It looks like ISPs are going to create their own policies to punish subscribers who participate in illegal file sharing. Reports indicate AT&T, Verizon, and Comcast are the ISPs involved in negotiations with the Recording Industry Association of America (RIAA) and the Motion Picture Association of America (MPAA). Apparently the White House is also involved in current talks, but to what extent is currently unknown.
According to a recent CNET article, ISPs are looking to attack the problem of illegal file sharing with a “graduated approach.” The approach starts with a written warning which the providers are calling “Copyright Alerts.” After written warnings fail to be sufficient, the provider will escalate the matter to one of three proposed measures. Those measures are (in no particular order of preference):
- Throttling bandwidth speeds
- Limited website access (this reportedly means access to only the top 200 sites until the illegal behavior ceases)
- Requiring the user to participate in an educational program about copyright
One would think that the final step would be to terminate the subscribers internet service, but apparently that is not being considered as a punishment. The report indicates that the cost of the agreement would be shared by the service providers. Whether that means implementation costs for punishments or costs for tracking illegal file sharing activity, or both, it remains unknown.

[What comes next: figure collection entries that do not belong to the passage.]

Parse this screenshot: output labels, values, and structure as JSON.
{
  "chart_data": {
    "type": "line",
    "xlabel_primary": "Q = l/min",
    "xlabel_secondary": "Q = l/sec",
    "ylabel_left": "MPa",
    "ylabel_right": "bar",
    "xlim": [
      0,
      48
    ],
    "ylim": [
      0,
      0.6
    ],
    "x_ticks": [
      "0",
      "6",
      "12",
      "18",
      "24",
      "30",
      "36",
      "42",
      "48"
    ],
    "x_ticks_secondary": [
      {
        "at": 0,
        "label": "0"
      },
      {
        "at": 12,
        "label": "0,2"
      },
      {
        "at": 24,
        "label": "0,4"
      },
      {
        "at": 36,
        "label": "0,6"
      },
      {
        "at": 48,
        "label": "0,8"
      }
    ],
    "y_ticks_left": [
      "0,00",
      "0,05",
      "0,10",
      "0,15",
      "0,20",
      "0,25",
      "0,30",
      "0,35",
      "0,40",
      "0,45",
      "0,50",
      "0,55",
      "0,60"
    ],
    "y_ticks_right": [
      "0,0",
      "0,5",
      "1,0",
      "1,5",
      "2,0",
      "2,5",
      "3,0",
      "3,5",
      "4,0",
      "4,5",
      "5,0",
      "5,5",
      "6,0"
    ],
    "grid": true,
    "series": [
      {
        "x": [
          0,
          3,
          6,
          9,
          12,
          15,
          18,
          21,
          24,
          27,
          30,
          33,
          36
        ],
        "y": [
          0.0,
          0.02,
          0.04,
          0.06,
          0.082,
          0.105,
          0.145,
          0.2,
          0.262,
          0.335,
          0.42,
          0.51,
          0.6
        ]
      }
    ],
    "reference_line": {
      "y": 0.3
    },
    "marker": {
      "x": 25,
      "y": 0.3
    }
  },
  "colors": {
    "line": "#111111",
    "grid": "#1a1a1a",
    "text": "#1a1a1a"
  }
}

In speaking with an industry source, Ars Technica learned that the goal was not in fact punishment but instead “mitigation and education.” The contact was upset by the focus on disciplinary action in the CNET article, stating that “the focus on enforcement is inaccurate.” The source did reinforce that the list of possible disciplinary actions above is being discussed and that the Obama administration is involved in these talks.
Currently the White House has no solid litigation for file sharing, instead focusing their efforts on censorship and how ISPs handle user information. It does make sense for ISPs and content providers to join hands in this though. A rash of lawsuits because of file sharing have been aggressively pursued lately, including suits over illegal downloading of The Hurt Locker, and the RIAA getting a huge payout from LimeWire. It stands to reason that the RIAA and MPAA would work with ISPs to try and deter file sharing or at least mitigate the number of downloads.
Ars was told that if something of interest comes from the negotiations between content providers, ISPs, and the White House, there would be indications in the next few weeks. It will be interesting to see if the players here can come to an agreement, and exactly how they choose to enforce punishment for file sharing.